Conférence d'Helsinki

7 Mai 2019 , Rédigé par Thierry Baillet

Nous vivons une époque curieuse : plus personne ne veut des présidents, et même ceux qui sont élus sont récusés dès leur prise de fonctions. Mardi dernier encore, j'ai participé à un colloque à Helsinki où j'ai discuté des prochaines élections américaines avec plusieurs membres de mon service. Certains parmi mes collègues appréciaient le méli-mélo qui règne actuellement aux Etats-Unis. Mais pour moi, il n'y a pas vraiment de quoi rire : il ne faut pas oublier les conséquences qu'auront ces élections. On peut en effet d'ores et déjà prédire que le prochain locataire du bureau ovale sera dénigré dès son emménagement à la Maison-Blanche. Beaucoup d'électeurs sont tout simplement horrifiés par le candidat républicain.
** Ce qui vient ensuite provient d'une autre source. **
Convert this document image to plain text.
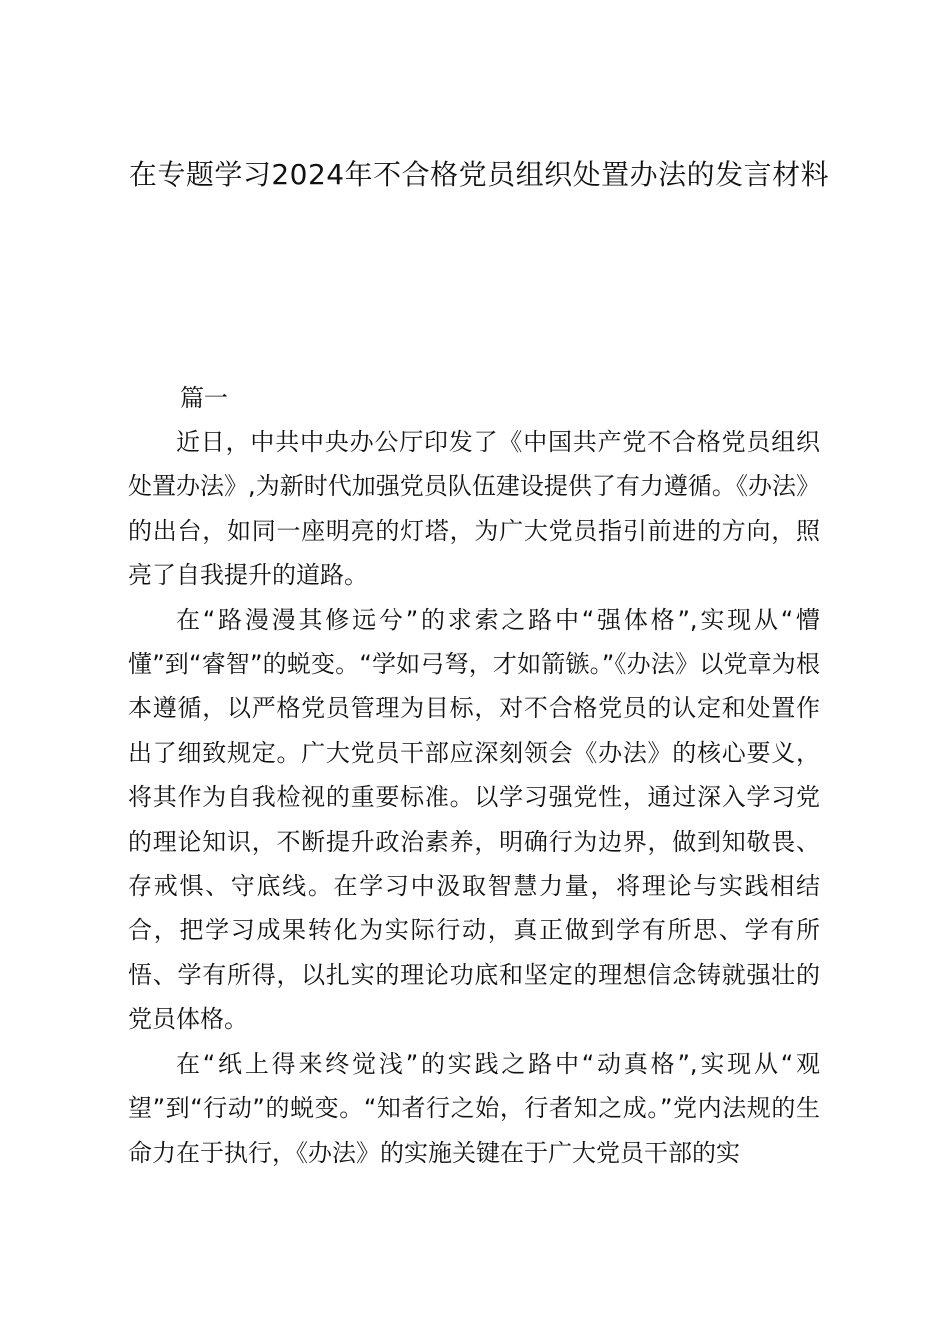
在专题学习2024年不合格党员组织处置办法的发言材料
篇一

近日，中共中央办公厅印发了《中国共产党不合格党员组织处置办法》,为新时代加强党员队伍建设提供了有力遵循。《办法》的出台，如同一座明亮的灯塔，为广大党员指引前进的方向，照亮了自我提升的道路。

在“路漫漫其修远兮”的求索之路中“强体格”,实现从“懵懂”到“睿智”的蜕变。“学如弓弩，才如箭镞。”《办法》以党章为根本遵循，以严格党员管理为目标，对不合格党员的认定和处置作出了细致规定。广大党员干部应深刻领会《办法》的核心要义，将其作为自我检视的重要标准。以学习强党性，通过深入学习党的理论知识，不断提升政治素养，明确行为边界，做到知敬畏、存戒惧、守底线。在学习中汲取智慧力量，将理论与实践相结合，把学习成果转化为实际行动，真正做到学有所思、学有所悟、学有所得，以扎实的理论功底和坚定的理想信念铸就强壮的党员体格。

在“纸上得来终觉浅”的实践之路中“动真格”,实现从“观望”到“行动”的蜕变。“知者行之始，行者知之成。”党内法规的生命力在于执行，《办法》的实施关键在于广大党员干部的实
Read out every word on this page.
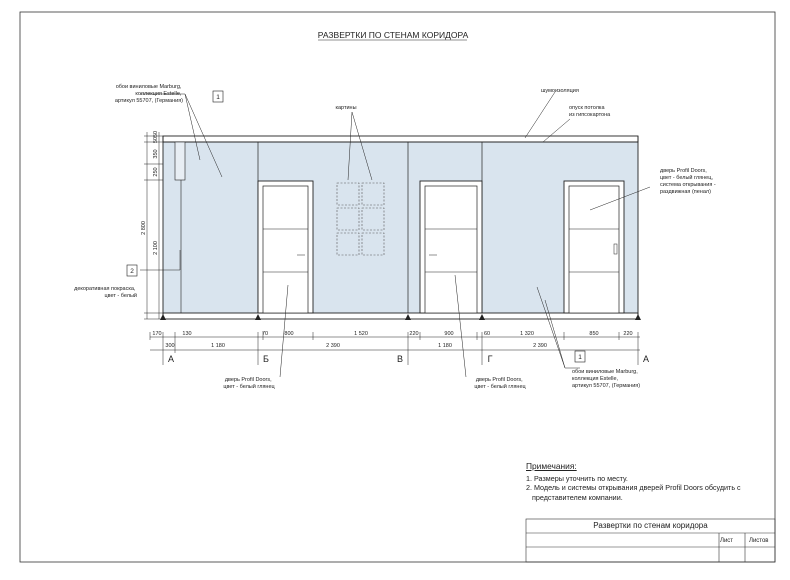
РАЗВЕРТКИ ПО СТЕНАМ КОРИДОРА
50
50
350
250
2 800
2 100
170	130	70	800	1 520	220	900	60	1 320	850	220
300	1 180	2 390	1 180	2 390
А	Б	В	Г	А
1
2
1
обои виниловые Marburg, коллекция Estelle, артикул 55707, (Германия)
картины
шумоизоляция
опуск потолка из гипсокартона
дверь Profil Doors, цвет - белый глянец, система открывания - раздвижная (пенал)
декоративная покраска, цвет - белый
дверь Profil Doors, цвет - белый глянец
дверь Profil Doors, цвет - белый глянец
обои виниловые Marburg, коллекция Estelle, артикул 55707, (Германия)
Примечания:
1. Размеры уточнить по месту.
2. Модель и системы открывания дверей Profil Doors обсудить с
представителем компании.
Развертки по стенам коридора
Лист	Листов
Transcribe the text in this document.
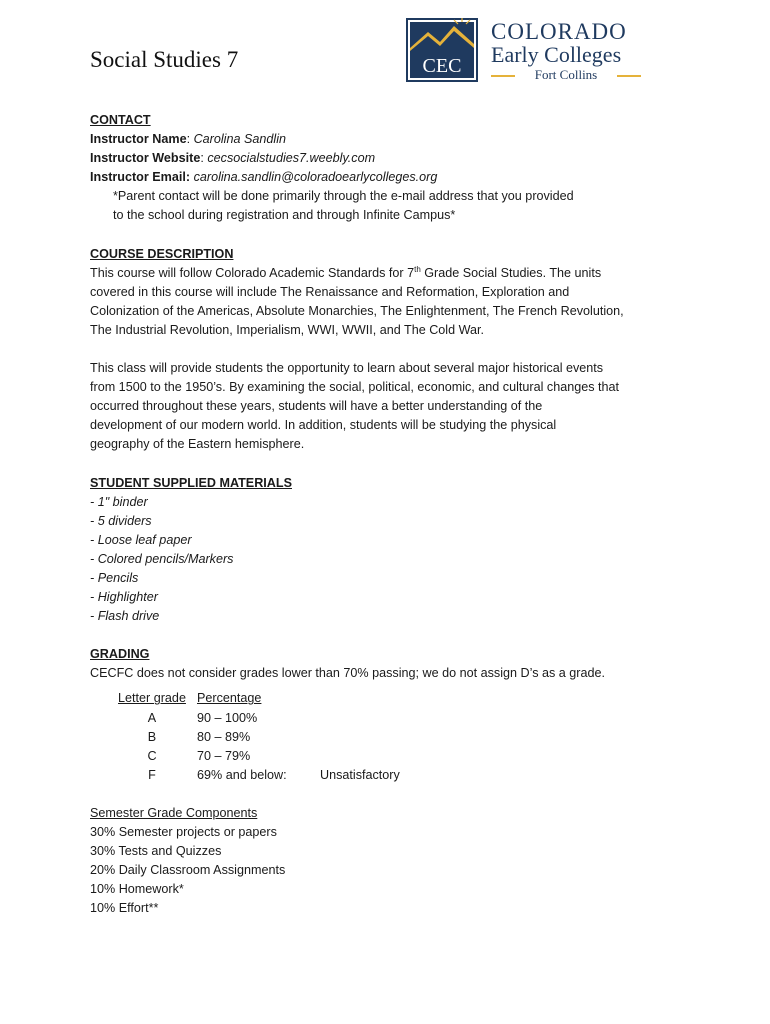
Social Studies 7	CEC
COLORADO
Early Colleges
Fort Collins

CONTACT

Instructor Name: Carolina Sandlin

Instructor Website: cecsocialstudies7.weebly.com

Instructor Email: carolina.sandlin@coloradoearlycolleges.org

*Parent contact will be done primarily through the e-mail address that you provided

to the school during registration and through Infinite Campus*

COURSE DESCRIPTION

This course will follow Colorado Academic Standards for 7th Grade Social Studies. The units

covered in this course will include The Renaissance and Reformation, Exploration and

Colonization of the Americas, Absolute Monarchies, The Enlightenment, The French Revolution,

The Industrial Revolution, Imperialism, WWI, WWII, and The Cold War.

This class will provide students the opportunity to learn about several major historical events

from 1500 to the 1950’s. By examining the social, political, economic, and cultural changes that

occurred throughout these years, students will have a better understanding of the

development of our modern world. In addition, students will be studying the physical

geography of the Eastern hemisphere.

STUDENT SUPPLIED MATERIALS

- 1" binder

- 5 dividers

- Loose leaf paper

- Colored pencils/Markers

- Pencils

- Highlighter

- Flash drive

GRADING

CECFC does not consider grades lower than 70% passing; we do not assign D’s as a grade.

Letter grade	Percentage	
A	90 – 100%	
B	80 – 89%	
C	70 – 79%	
F	69% and below:	Unsatisfactory

Semester Grade Components

30% Semester projects or papers

30% Tests and Quizzes

20% Daily Classroom Assignments

10% Homework*

10% Effort**
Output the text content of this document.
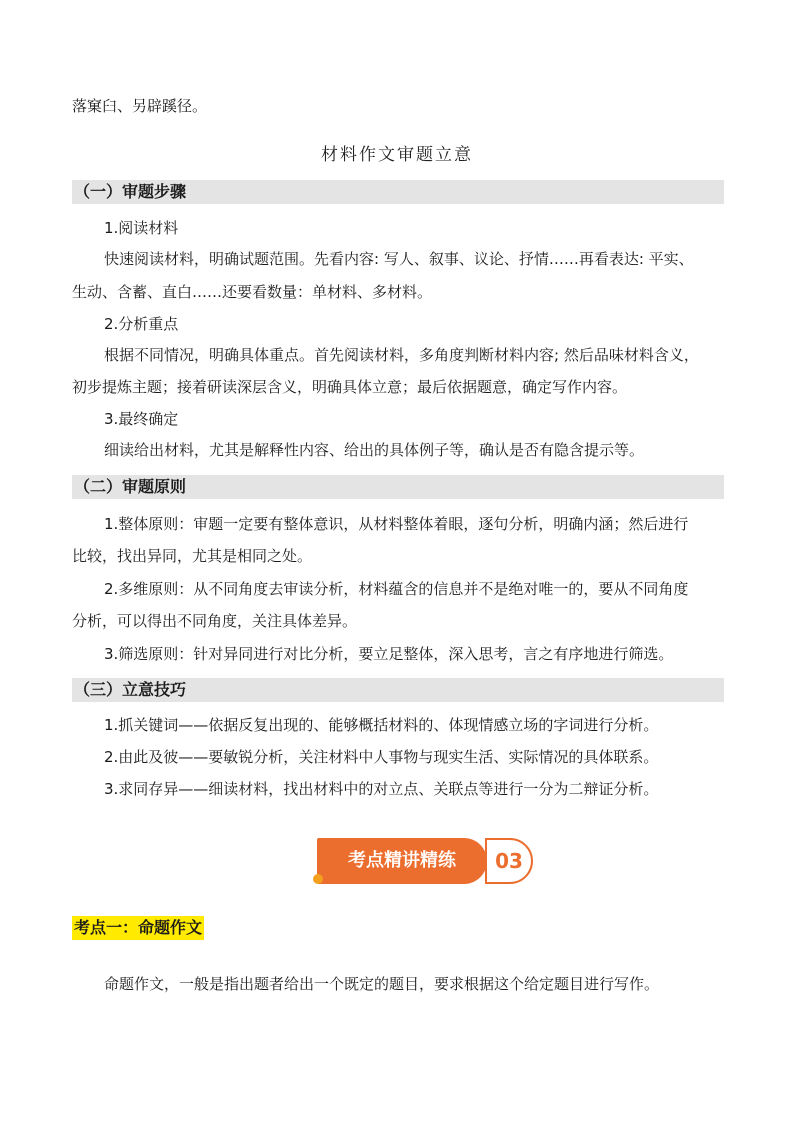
落窠臼、另辟蹊径。

材料作文审题立意
（一）审题步骤

1.阅读材料

快速阅读材料，明确试题范围。先看内容: 写人、叙事、议论、抒情……再看表达: 平实、

生动、含蓄、直白……还要看数量：单材料、多材料。

2.分析重点

根据不同情况，明确具体重点。首先阅读材料，多角度判断材料内容; 然后品味材料含义，

初步提炼主题；接着研读深层含义，明确具体立意；最后依据题意，确定写作内容。

3.最终确定

细读给出材料，尤其是解释性内容、给出的具体例子等，确认是否有隐含提示等。

（二）审题原则

1.整体原则：审题一定要有整体意识，从材料整体着眼，逐句分析，明确内涵；然后进行

比较，找出异同，尤其是相同之处。

2.多维原则：从不同角度去审读分析，材料蕴含的信息并不是绝对唯一的，要从不同角度

分析，可以得出不同角度，关注具体差异。

3.筛选原则：针对异同进行对比分析，要立足整体，深入思考，言之有序地进行筛选。

（三）立意技巧

1.抓关键词——依据反复出现的、能够概括材料的、体现情感立场的字词进行分析。

2.由此及彼——要敏锐分析，关注材料中人事物与现实生活、实际情况的具体联系。

3.求同存异——细读材料，找出材料中的对立点、关联点等进行一分为二辩证分析。

考点精讲精练	03
考点一：命题作文

命题作文，一般是指出题者给出一个既定的题目，要求根据这个给定题目进行写作。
Cela dite, nombre d'entre eux n'affectionnent pas davantage sa concurrente directe. Pour résumer, les deux compétiteurs ne déchaînent pas l'enthousiasme, et ce même au sein de leur propre camp. Le prochain président sera donc sans doute fortement déstabilisé, et aura de ce fait pas mal de difficultés à commander une nation divisée. Certains voient en cette situation une opportunité, mais en fait, qu'un poids lourd comme les Etats-Unis soit fragilisé dans le contexte actuel est une vraie bombe à retardement sur le plan géopolitique. Et ce, d'autant plus qu'un problème identique va se poser bientôt ici même. Aux prochaines élections présidentielles, aucun candidat ne paraît en effet être en position de faire consensus. Il n'y a qu'à constater la foultitude de candidats de chaque côté de l'hémicycle pour vérifier à quel point gauche et droite se sont craquelées et n'ont plus de leader clair. En réalité, la situation est assez analogue à celles des Etats-Unis, et le prochain président français sera sans doute aussi affaibli que le prochain président américain. Et le fait que deux nations comme la France et les Etats-Unis soient diminuées en même temps, lorsque la radicalisation islamique réclame des décisions fortes et une alliance entre les nations, s'avère à mon sens vraiment dangereux pour les prochaines années. Quoi qu'il en soit, ce colloque a été une vraie réussite. Voilà d'ailleurs le site de l'agence qui l'a organisé, si vous devez organiser un événement. Plus d'information est disponible sur le site de l'agence de ce séminaire incentive à Helsinki. Suivez le lien.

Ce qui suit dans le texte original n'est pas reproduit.